The overseas investment push by Indian companies, often seen as the assertiveness of a rising power, is increasingly spurred by difficulty finding attractive opportunities in Asia’s third-largest economy.
“We are also tendering quite actively on power projects outside India, where there is great demand, for growth,” Tata told an annual meeting of shareholders.
Tata did not elaborate on the firm’s overseas plans.
Tata Power is developing a 114 MW hydro power project in the Himalayan nation of Bhutan and has bought a 50% equity stake in a planned hydro power project in Nepal.
In 2010, it had won a bid for a 240 MW geothermal project in Indonesia in consortium with Australia’s Origin Energy and Indonesia’s PT Supraco.
Indian power developers are grappling with several problems in setting up new projects, such as delays in securing environmental clearances, farmers’ opposition to land acquisitions and the soaring prices of imported coal.
Tata said the government needed to give the utmost priority to looking into the problems of the power sector.
“The government wants the private sector to play a major role in the (power) sector.

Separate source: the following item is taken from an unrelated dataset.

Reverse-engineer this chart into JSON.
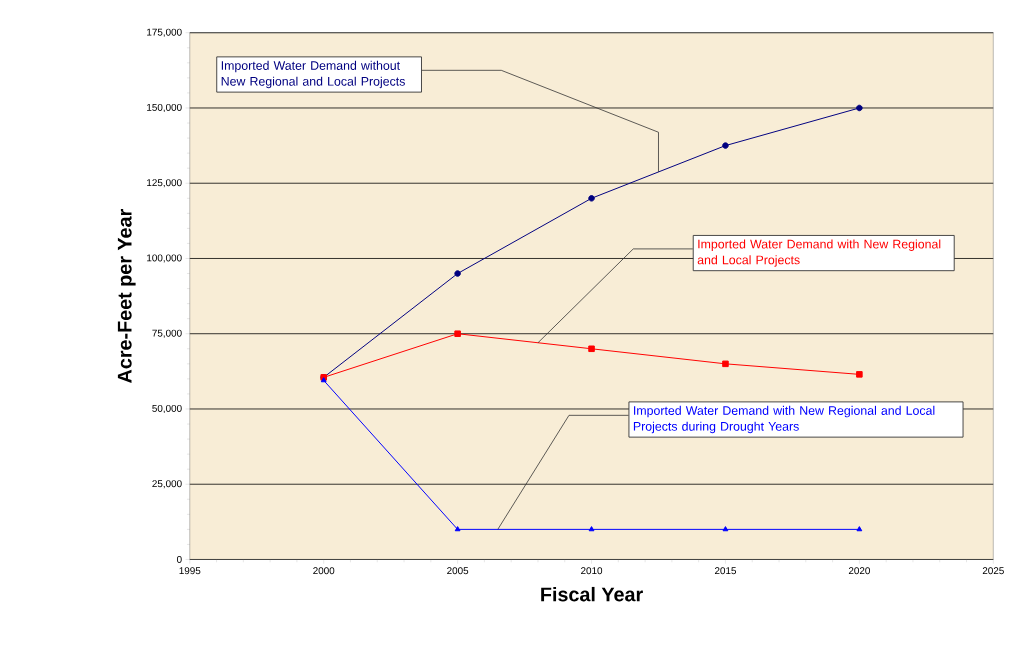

Unless land is made available, we will not be able to play our role.”
Tata said he expected the federal government to review the tariff structure for Ultra Mega Power Projects (UMPP) -- those with capacity of about 4,000 MW -- as coal prices have risen.
Australia’s thermal coal prices, a benchmark for Asia, were flat at just over $120 per tonne in the week ending Tuesday, as weak demand kept trading thin.
Earlier on Wednesday, Citi cut Tata Power’s target price to Rs 1,290 from Rs 1,462 and maintained a ‘buy´ rating on the back of higher input costs at its UMPP at Mundra in the western state of Gujarat.
In the June quarter, the utility posted 35% higher net profit from the previous year, at Rs 419 crore.
Also in June, it raised $334 million from a perpetual bond issue besides having raised another $450 million in April to fund its capex.
The company’s stock, which is valued by the market at $5.7 billion, closed down Rs 4.42% at Rs 1,038.30, underperforming the benchmark index , which ended down 1.29%, taking its cue from Asian peers.